Mort, le rêve américain? Oui, si les profondes inégalités sociales persistent. Surtout à New York. Sur 8,3 millions d’habitants, la ville compte 400 000 millionnaires. Son nouveau maire de gauche, Bill de Blasio, veut à tout prix faire baisser ce record mondial.

Assermenté le 1er janvier, le successeur de Michael Bloomberg, 13e fortune planétaire, mise sur une fiscalité plus redistributive pour mener à bien sa croisade, car c’en est une, contre la pauvreté dans la métropole américaine.

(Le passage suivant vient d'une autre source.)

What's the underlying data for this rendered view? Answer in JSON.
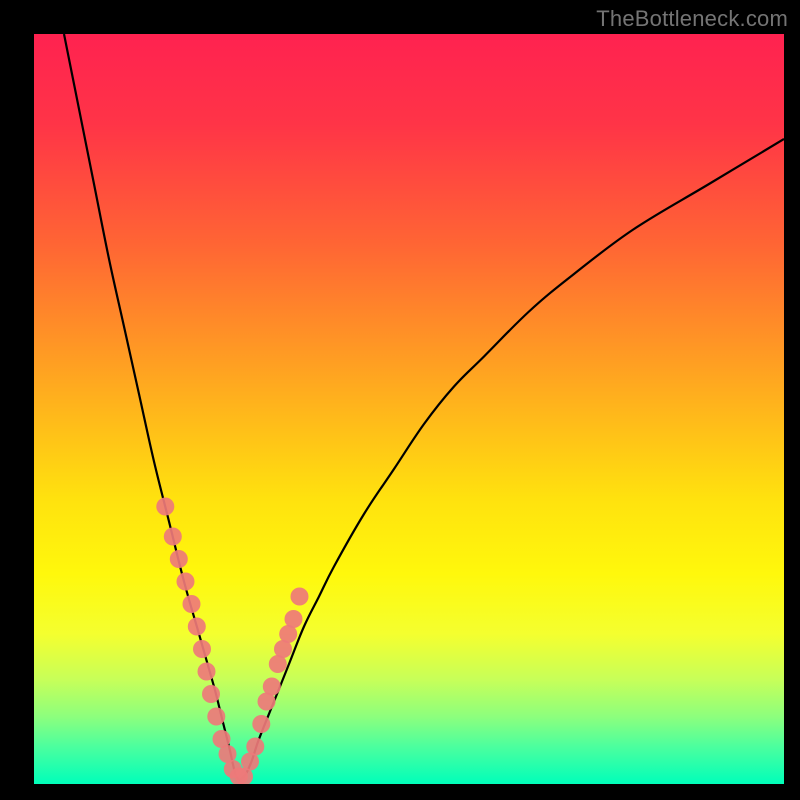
{
  "watermark": "TheBottleneck.com",
  "colors": {
    "frame": "#000000",
    "curve": "#000000",
    "point_fill": "#ee7a79",
    "gradient_stops": [
      {
        "offset": 0.0,
        "color": "#ff2250"
      },
      {
        "offset": 0.12,
        "color": "#ff3447"
      },
      {
        "offset": 0.28,
        "color": "#ff6534"
      },
      {
        "offset": 0.45,
        "color": "#ffa321"
      },
      {
        "offset": 0.62,
        "color": "#ffe20e"
      },
      {
        "offset": 0.72,
        "color": "#fff80c"
      },
      {
        "offset": 0.8,
        "color": "#f4ff2f"
      },
      {
        "offset": 0.86,
        "color": "#c8ff58"
      },
      {
        "offset": 0.91,
        "color": "#8dff7d"
      },
      {
        "offset": 0.95,
        "color": "#4cff9e"
      },
      {
        "offset": 1.0,
        "color": "#00ffba"
      }
    ]
  },
  "chart_data": {
    "type": "line",
    "title": "",
    "xlabel": "",
    "ylabel": "",
    "xlim": [
      0,
      100
    ],
    "ylim": [
      0,
      100
    ],
    "note": "Bottleneck-style V curve. y represents bottleneck percentage; minimum at x≈27 where y≈0.",
    "series": [
      {
        "name": "bottleneck-curve",
        "x": [
          4,
          6,
          8,
          10,
          12,
          14,
          16,
          18,
          20,
          22,
          24,
          25,
          26,
          27,
          28,
          29,
          30,
          32,
          34,
          36,
          38,
          40,
          44,
          48,
          52,
          56,
          60,
          66,
          72,
          80,
          90,
          100
        ],
        "y": [
          100,
          90,
          80,
          70,
          61,
          52,
          43,
          35,
          27,
          20,
          13,
          9,
          5,
          1,
          1,
          3,
          6,
          11,
          16,
          21,
          25,
          29,
          36,
          42,
          48,
          53,
          57,
          63,
          68,
          74,
          80,
          86
        ]
      }
    ],
    "scatter_points": {
      "name": "highlighted-points",
      "note": "Pink dots clustered along V near the trough",
      "x": [
        17.5,
        18.5,
        19.3,
        20.2,
        21.0,
        21.7,
        22.4,
        23.0,
        23.6,
        24.3,
        25.0,
        25.8,
        26.5,
        27.3,
        28.0,
        28.8,
        29.5,
        30.3,
        31.0,
        31.7,
        32.5,
        33.2,
        33.9,
        34.6,
        35.4
      ],
      "y": [
        37,
        33,
        30,
        27,
        24,
        21,
        18,
        15,
        12,
        9,
        6,
        4,
        2,
        1,
        1,
        3,
        5,
        8,
        11,
        13,
        16,
        18,
        20,
        22,
        25
      ]
    }
  }
}
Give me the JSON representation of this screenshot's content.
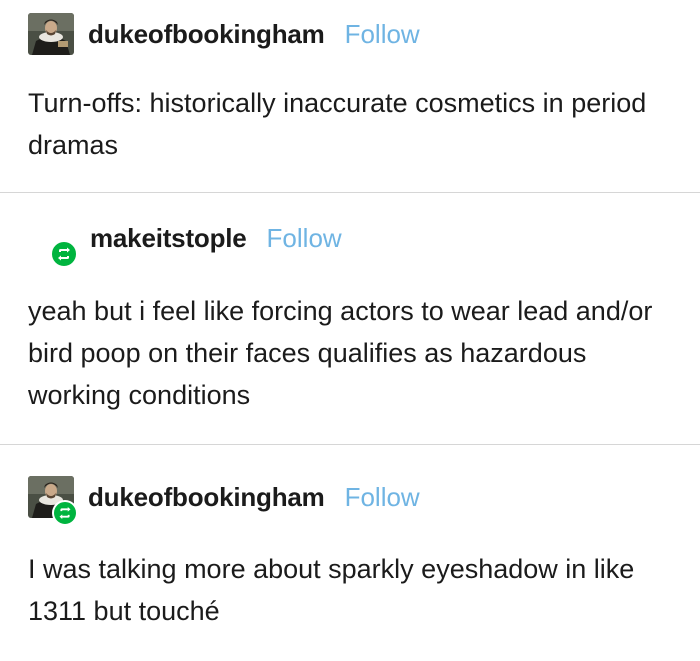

Plus de 20 % de ses habitants vivent en dessous du seuil de pauvreté (15 % pour la moyenne nationale), et 1 % de ceux qui travaillent gagnent à eux seuls 40 % de la masse salariale, faisant de la Grosse Pomme l’une des villes les plus inégalitaires des États-Unis.

Dans un pays encore convaincu que les riches sont riches parce qu’ils le méritent, prendre, même un peu, aux fortunés pour donner aux démunis a de moins en moins un parfum de soufre de lutte des classes.

Pas moins de 66 % des Américains pensent d’ailleurs que la distribution des revenus et des richesses doit être plus équitable. D’autant que la classe moyenne, socle du rêve américain, trime davantage pour garder tout au plus ses acquis.

Si les écarts de richesse à New York sont loin d’être nouveaux, ils se sont accentués pendant les 12 ans de règne de Bloomberg, pour qui les pauvres de sa ville n’ont pas à se plaindre puisqu’ils ont l’air climatisé en été et le chauffage en hiver.

Si, dans l’ensemble, il a donné aux New-Yorkais une meilleure qualité de vie et sorti 650 M$ de ses poches pour financer plusieurs projets, il laisse à son successeur un trou de 2 G$ dans le budget annuel de 70 G$. Cela va hypothéquer les nombreuses promesses du nouveau maire pour venir en aide aux 50 000 sans-abri de la ville, financer l’école maternelle dès 4 ans, construire des dizaines de milliers de logements sociaux, préserver les hôpitaux publics, aider les petites entreprises… Le tout en pigeant dans la poche des riches.

Ce sera loin d’être facile. Barack Obama en sait quelque chose. La taxe spéciale qu’il devait imposer aux riches se fait toujours attendre. Les milliardaires tels que Warren Buffett appelant à imposer davantage les grosses fortunes ne courent pas les rues.

Bill de Blasio, premier maire démocrate à la mairie new-yorkaise depuis 1989, croit pouvoir tenir sa promesse. Angélisme politique? Peut-être pas, si les riches tentés de quitter la Grosse Pomme concluent que partir leur coûterait plus cher que verser davantage leur dîme fiscale.

Dans tous les cas, le temps où tous les milliardaires de la planète décidaient de s’installer à New York est peut-être révolu. Un choix que Bloomberg considérait comme une «bénédiction divine». Avec Bill de Blasio, ils devront désormais faire contre mauvaise fortune bon cœur.